# Measuring a Packer Brisket Temperature: At the Point or Flat? or Both? or an average?



## bear36 (Jul 18, 2015)

G'day All,

I'm cooking my 4th Brisket and slowly getting to that point of reaching a nice balance of tenderness, moisture and flavour.

Brisket downunder isn't cheap so Ive been taking notes on each brisket as it cooks so I don't waste this yummo piece of meat.

I've noticed that the flat sits around 10-15degF higher than the point throughout the cooking process. I use a Thermopen and take a bunch of temps all over the point and flat when I'm monitoring the temperatures.

So my question is:

Do you use the temperature of the point or the flat as the temperature guide to the stall/wrapping/doneness etc? or do you take an average? or do you take a single temp in the middle of the meat?

i use the toothpick test as well as the temp for doneness.

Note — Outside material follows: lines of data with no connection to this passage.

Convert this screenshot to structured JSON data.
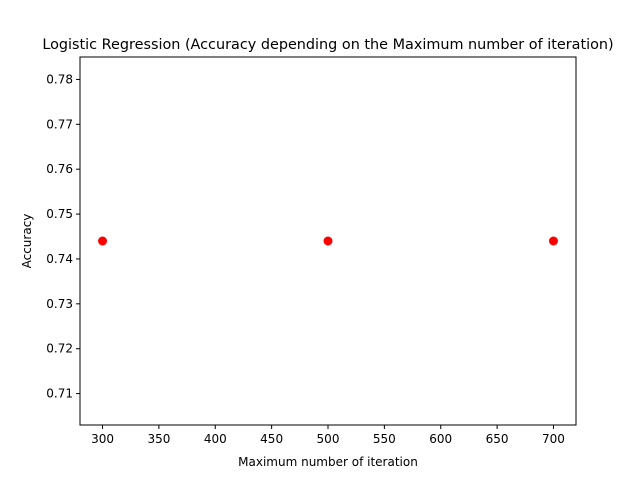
{
  "chart_data": {
    "type": "scatter",
    "title": "Logistic Regression (Accuracy depending on the Maximum number of iteration)",
    "xlabel": "Maximum number of iteration",
    "ylabel": "Accuracy",
    "x_ticks": [
      300,
      350,
      400,
      450,
      500,
      550,
      600,
      650,
      700
    ],
    "y_ticks": [
      0.71,
      0.72,
      0.73,
      0.74,
      0.75,
      0.76,
      0.77,
      0.78
    ],
    "xlim": [
      280,
      720
    ],
    "ylim": [
      0.703,
      0.785
    ],
    "grid": false,
    "series": [
      {
        "x": [
          300,
          500,
          700
        ],
        "y": [
          0.744,
          0.744,
          0.744
        ],
        "color": "#ff0000"
      }
    ]
  }
}
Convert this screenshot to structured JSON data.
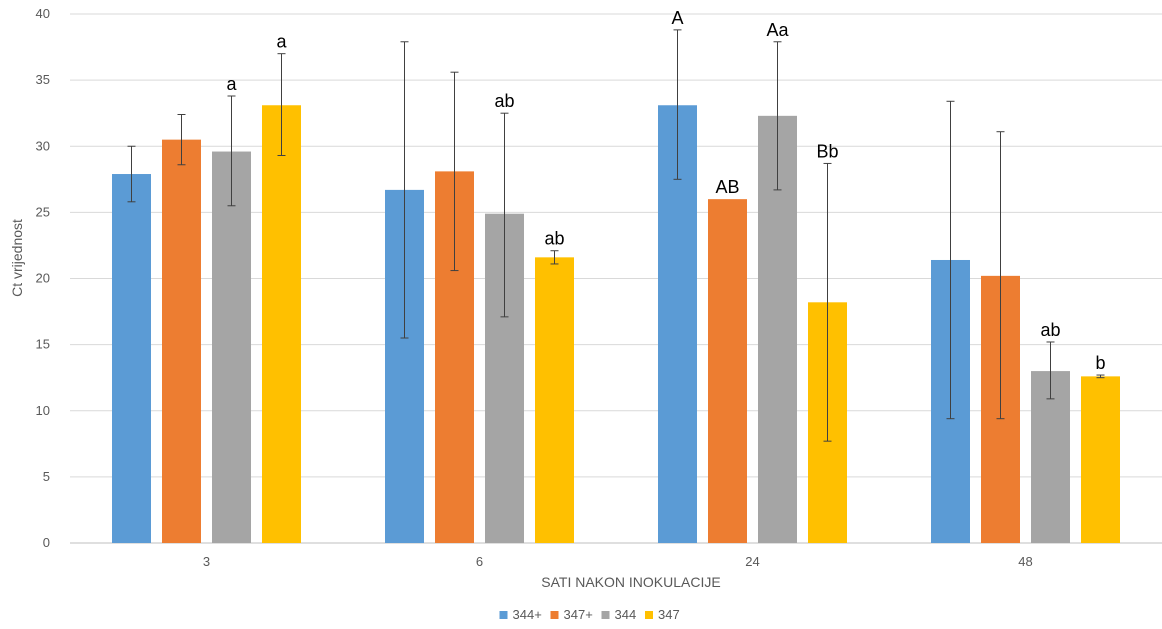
{
  "chart_data": {
    "type": "bar",
    "title": "",
    "xlabel": "SATI NAKON INOKULACIJE",
    "ylabel": "Ct vrijednost",
    "ylim": [
      0,
      40
    ],
    "yticks": [
      0,
      5,
      10,
      15,
      20,
      25,
      30,
      35,
      40
    ],
    "grid": true,
    "legend_position": "bottom",
    "categories": [
      "3",
      "6",
      "24",
      "48"
    ],
    "series": [
      {
        "name": "344+",
        "color": "#5B9BD5",
        "values": [
          27.9,
          26.7,
          33.1,
          21.4
        ],
        "error": [
          [
            25.8,
            30.0
          ],
          [
            15.5,
            37.9
          ],
          [
            27.5,
            38.8
          ],
          [
            9.4,
            33.4
          ]
        ],
        "labels": [
          "",
          "",
          "A",
          ""
        ]
      },
      {
        "name": "347+",
        "color": "#ED7D31",
        "values": [
          30.5,
          28.1,
          26.0,
          20.2
        ],
        "error": [
          [
            28.6,
            32.4
          ],
          [
            20.6,
            35.6
          ],
          null,
          [
            9.4,
            31.1
          ]
        ],
        "labels": [
          "",
          "",
          "AB",
          ""
        ]
      },
      {
        "name": "344",
        "color": "#A5A5A5",
        "values": [
          29.6,
          24.9,
          32.3,
          13.0
        ],
        "error": [
          [
            25.5,
            33.8
          ],
          [
            17.1,
            32.5
          ],
          [
            26.7,
            37.9
          ],
          [
            10.9,
            15.2
          ]
        ],
        "labels": [
          "a",
          "ab",
          "Aa",
          "ab"
        ]
      },
      {
        "name": "347",
        "color": "#FFC000",
        "values": [
          33.1,
          21.6,
          18.2,
          12.6
        ],
        "error": [
          [
            29.3,
            37.0
          ],
          [
            21.1,
            22.1
          ],
          [
            7.7,
            28.7
          ],
          [
            12.5,
            12.7
          ]
        ],
        "labels": [
          "a",
          "ab",
          "Bb",
          "b"
        ]
      }
    ]
  }
}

I'm not experienced enough to go purely by feel for doneness yet.

This is my gear:

MES 40"

AMNPS 5x8" pellet smoker

Oak pellets

Thermopen for temperature checking.

Rub for Brisket: 50/50 Salt & Pepper.

Foil to wrap and rest.

I cook everything at 250F (ribs, brisket, pork butt, chicken, sausage etc): the logic being that one day when i do a full BBQ cook up i can cook a whole range of meats at once with their required cooking times.

Cheers

Bear


----------



## bdskelly (Jul 18, 2015)

Hello Bear

I put my probe in the thick part of the flat where it meets the point.  I believe the area to be a good area for an average temp. B













photo.JPG



__ bdskelly
__ Aug 17, 2014


----------



## jcbigler (Jul 18, 2015)

I usually check in the middle of the point, and the middle of the flat. The point will sometimes cook faster as the meat is not quite as dense there and has more fat in it which cooks faster. But I also cook mine with the point facing the firebox end of the smoker, so it's closer to the heat source as well.

I would avoid doing a bunch of poking on the brisket. I take one temp reading about half wat through when I wrap, and then another when I take it out.


----------



## bear36 (Jul 18, 2015)

Thanks for the replies B & JC. 

yeah I'm still in that experimental phase so any advice i get i'll try. 

good point on the excessive poking around JC, I think as I get more confident and familiar with the process the less poking i'll be doing!

cheers

Bear


----------